FEATURES.md what's done, with status legend
MISSING_FEATURES.md gaps + nice-to-haves (next ~10 iters)
ROADMAP.md long-form prioritisation rubric
ARCHITECTURE.md crate boundaries + design constraints
KNOWLEDGE.md internals + trade-offs
FREE_THREADING.md Python 3.13 no-GIL notes
CONTRIBUTING.md repo conventions
RELEASING.md release / versioning flow
CHANGELOG.md what shipped per minor

Table of contents

  1. Why litGraph
  2. Headline benchmarks
  3. Install
  4. 60-second tour
  5. Quickstart by subsystem
  6. Workspace layout
  7. Provider / store / loader matrix
  8. Design principles
  9. Migrating from LangChain / LangGraph
  10. FAQ
  11. Local models
  12. Development workflow
  13. Versioning + releases
  14. License

Why litGraph

LangChain and LangGraph are mid-migration every quarter, pull hundreds of optional dependencies, and burn measurable wall-clock time on Python / asyncio overhead. For production workloads — high throughput, long-running sessions, durable execution, real concurrency — they are not the right tool.

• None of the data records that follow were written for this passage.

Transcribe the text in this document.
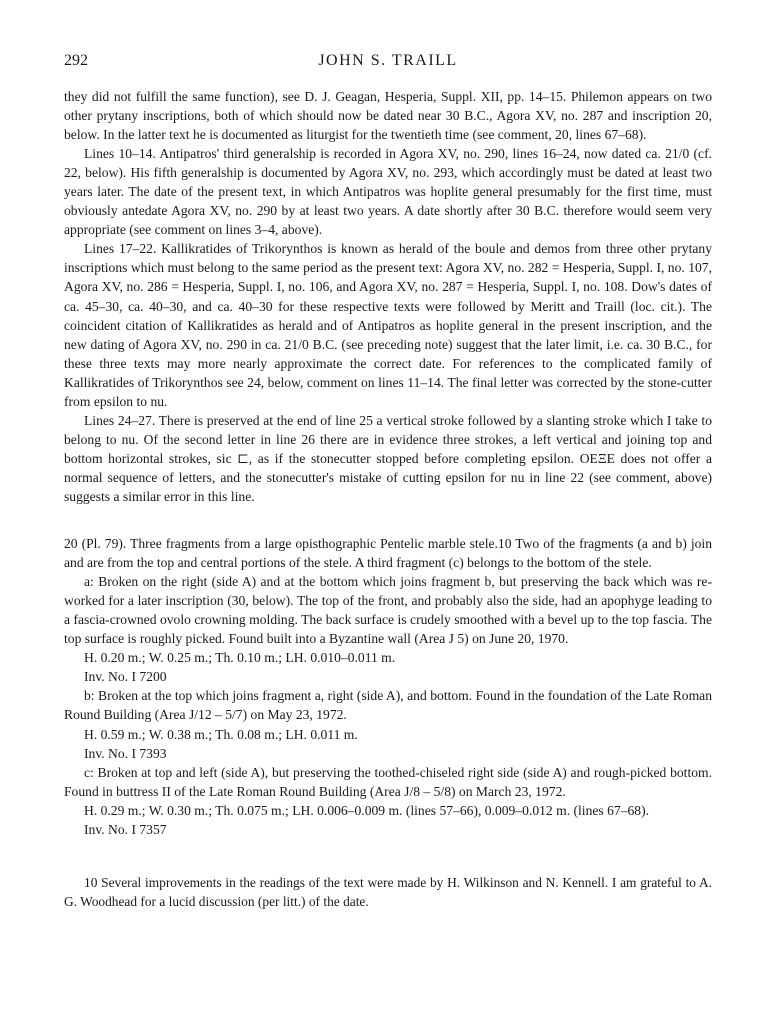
292	JOHN S. TRAILL

they did not fulfill the same function), see D. J. Geagan, Hesperia, Suppl. XII, pp. 14–15. Philemon appears on two other prytany inscriptions, both of which should now be dated near 30 B.C., Agora XV, no. 287 and inscription 20, below. In the latter text he is documented as liturgist for the twentieth time (see comment, 20, lines 67–68).

Lines 10–14. Antipatros' third generalship is recorded in Agora XV, no. 290, lines 16–24, now dated ca. 21/0 (cf. 22, below). His fifth generalship is documented by Agora XV, no. 293, which accordingly must be dated at least two years later. The date of the present text, in which Antipatros was hoplite general presumably for the first time, must obviously antedate Agora XV, no. 290 by at least two years. A date shortly after 30 B.C. therefore would seem very appropriate (see comment on lines 3–4, above).

Lines 17–22. Kallikratides of Trikorynthos is known as herald of the boule and demos from three other prytany inscriptions which must belong to the same period as the present text: Agora XV, no. 282 = Hesperia, Suppl. I, no. 107, Agora XV, no. 286 = Hesperia, Suppl. I, no. 106, and Agora XV, no. 287 = Hesperia, Suppl. I, no. 108. Dow's dates of ca. 45–30, ca. 40–30, and ca. 40–30 for these respective texts were followed by Meritt and Traill (loc. cit.). The coincident citation of Kallikratides as herald and of Antipatros as hoplite general in the present inscription, and the new dating of Agora XV, no. 290 in ca. 21/0 B.C. (see preceding note) suggest that the later limit, i.e. ca. 30 B.C., for these three texts may more nearly approximate the correct date. For references to the complicated family of Kallikratides of Trikorynthos see 24, below, comment on lines 11–14. The final letter was corrected by the stone-cutter from epsilon to nu.

Lines 24–27. There is preserved at the end of line 25 a vertical stroke followed by a slanting stroke which I take to belong to nu. Of the second letter in line 26 there are in evidence three strokes, a left vertical and joining top and bottom horizontal strokes, sic ⊏, as if the stonecutter stopped before completing epsilon. ΟΕΞΕ does not offer a normal sequence of letters, and the stonecutter's mistake of cutting epsilon for nu in line 22 (see comment, above) suggests a similar error in this line.

20 (Pl. 79). Three fragments from a large opisthographic Pentelic marble stele.10 Two of the fragments (a and b) join and are from the top and central portions of the stele. A third fragment (c) belongs to the bottom of the stele.

a: Broken on the right (side A) and at the bottom which joins fragment b, but preserving the back which was re-worked for a later inscription (30, below). The top of the front, and probably also the side, had an apophyge leading to a fascia-crowned ovolo crowning molding. The back surface is crudely smoothed with a bevel up to the top fascia. The top surface is roughly picked. Found built into a Byzantine wall (Area J 5) on June 20, 1970.

H. 0.20 m.; W. 0.25 m.; Th. 0.10 m.; LH. 0.010–0.011 m.

Inv. No. I 7200

b: Broken at the top which joins fragment a, right (side A), and bottom. Found in the foundation of the Late Roman Round Building (Area J/12 – 5/7) on May 23, 1972.

H. 0.59 m.; W. 0.38 m.; Th. 0.08 m.; LH. 0.011 m.

Inv. No. I 7393

c: Broken at top and left (side A), but preserving the toothed-chiseled right side (side A) and rough-picked bottom. Found in buttress II of the Late Roman Round Building (Area J/8 – 5/8) on March 23, 1972.

H. 0.29 m.; W. 0.30 m.; Th. 0.075 m.; LH. 0.006–0.009 m. (lines 57–66), 0.009–0.012 m. (lines 67–68).

Inv. No. I 7357

10 Several improvements in the readings of the text were made by H. Wilkinson and N. Kennell. I am grateful to A. G. Woodhead for a lucid discussion (per litt.) of the date.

litGraph keeps the parts that matter:

  • Typed StateGraph with a deterministic Kahn scheduler.
  • Tool-calling agents built on the StateGraph (ReAct, Supervisor, Plan-Execute, Debate, Critique-Revise, Self-Consistency).
  • Streaming → Python async iterators with sub-millisecond per-event overhead.
  • Retrieval primitives: vector + BM25 + RRF + MMR + HyDE + multi-query + parent-document + self-query + time-weighted + ensemble.
  • Checkpointers (SQLite / Postgres / Redis) for HITL pauses and time-travel replay.
  • Observability via callback bus + first-class OpenTelemetry.
  • Structured output with Pydantic / dataclass / TypedDict / JSON Schema, including stream coercion.

…and drops the rest: deprecated chain classes, 150+ niche loaders, per-feature class hierarchies that fight modern Python typing.


Headline benchmarks

criterion micro-benches on macOS arm64 (M-series). Reproduce with cargo bench -p litgraph-bench.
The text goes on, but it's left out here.